Rondetafelsessie: De rol van de CHRO in People Sustainability – beperkt maar wel onmiskenbaar

Rondetafelsessie CHRO Day 2022: De rol van de CHRO in People Sustainability
'Driving sustainability through behavioural change' was de titel en rode draad van een van de rondetafelsessies op CHRO Day 2022. Centrale vragen: doet HR genoeg op het gebied van ‘people sustainablity’? En kunnen de CHRO en diens medewerkers – experts in gedrag tenslotte - niet meer worden betrokken bij het stimuleren van duurzaamheid?

Het is logisch dat op een dag voor CHRO’s in het teken van ‘People, Planet and Profit on the Edge of Capitalism’ er op z’n minst één rondetafelbijeenkomst werkelijk gaat over die onderwerpen. En dat was de bijeenkomst ‘Driving sustainability through behavioural change’ zeker. De meeting werd gehost door Bruno Bianchi van SAP SuccesFactors een ‘Human Experience Management Suite’, gericht op wat werknemers nodig hebben om optimaal te presteren.
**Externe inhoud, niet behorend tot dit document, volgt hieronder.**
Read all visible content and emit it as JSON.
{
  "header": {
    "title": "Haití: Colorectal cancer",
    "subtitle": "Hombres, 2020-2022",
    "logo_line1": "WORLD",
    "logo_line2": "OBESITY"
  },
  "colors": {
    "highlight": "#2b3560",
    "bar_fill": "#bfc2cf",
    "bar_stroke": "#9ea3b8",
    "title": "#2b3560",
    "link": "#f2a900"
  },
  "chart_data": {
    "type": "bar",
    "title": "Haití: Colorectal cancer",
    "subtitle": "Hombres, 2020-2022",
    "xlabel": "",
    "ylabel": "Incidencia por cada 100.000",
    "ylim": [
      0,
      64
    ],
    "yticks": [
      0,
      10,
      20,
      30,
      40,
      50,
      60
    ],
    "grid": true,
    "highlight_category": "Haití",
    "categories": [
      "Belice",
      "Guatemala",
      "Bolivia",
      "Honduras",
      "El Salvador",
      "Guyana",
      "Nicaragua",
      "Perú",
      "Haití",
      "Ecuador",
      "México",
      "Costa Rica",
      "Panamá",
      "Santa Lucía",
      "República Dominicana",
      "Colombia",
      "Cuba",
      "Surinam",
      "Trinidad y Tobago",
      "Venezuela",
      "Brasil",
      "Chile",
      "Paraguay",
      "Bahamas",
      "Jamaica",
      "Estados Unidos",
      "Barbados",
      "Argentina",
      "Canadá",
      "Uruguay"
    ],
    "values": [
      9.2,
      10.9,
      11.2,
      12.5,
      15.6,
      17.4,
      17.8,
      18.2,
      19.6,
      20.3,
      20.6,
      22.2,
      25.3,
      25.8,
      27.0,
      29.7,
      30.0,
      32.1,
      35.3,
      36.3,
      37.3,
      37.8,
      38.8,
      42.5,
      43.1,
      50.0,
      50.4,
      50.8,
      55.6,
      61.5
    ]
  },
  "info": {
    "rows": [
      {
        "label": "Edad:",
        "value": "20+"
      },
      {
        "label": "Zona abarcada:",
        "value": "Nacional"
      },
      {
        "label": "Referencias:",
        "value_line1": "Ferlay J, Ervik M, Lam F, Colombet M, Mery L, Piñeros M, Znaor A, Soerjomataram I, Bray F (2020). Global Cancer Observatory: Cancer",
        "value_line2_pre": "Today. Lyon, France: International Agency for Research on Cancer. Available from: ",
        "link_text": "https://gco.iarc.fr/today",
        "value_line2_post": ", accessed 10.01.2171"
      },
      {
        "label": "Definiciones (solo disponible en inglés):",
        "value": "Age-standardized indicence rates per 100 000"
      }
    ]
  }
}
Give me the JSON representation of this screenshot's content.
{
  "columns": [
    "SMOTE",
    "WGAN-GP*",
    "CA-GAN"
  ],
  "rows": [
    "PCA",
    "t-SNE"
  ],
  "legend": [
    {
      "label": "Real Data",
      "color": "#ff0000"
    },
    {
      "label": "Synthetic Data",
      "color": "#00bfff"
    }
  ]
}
De CHRO kan een rol spelen in de verduurzaming van de onderneming, zij het beperkt

Bruno Bianchi voorziet bedrijven namens SAP al jaren van strategisch HR-advies en is bovendien overtuigd van het belang van duurzaam ondernemen, gericht op PPP (people, planet, profit) en ESG (environmental, social, governance-vraagstukken), met de nadruk op People Sustainability – met andere woorden op de rol die mensen kunnen vervullen om duurzaamheid te bevorderen. Aan de start van de rondetafelbijeenkomst benadrukt Bruno dat de CHRO een belangrijke rol kan spelen als ‘change leader’ om bedrijven ertoe aan te zetten zich sterker in te zetten voor duurzaamheid.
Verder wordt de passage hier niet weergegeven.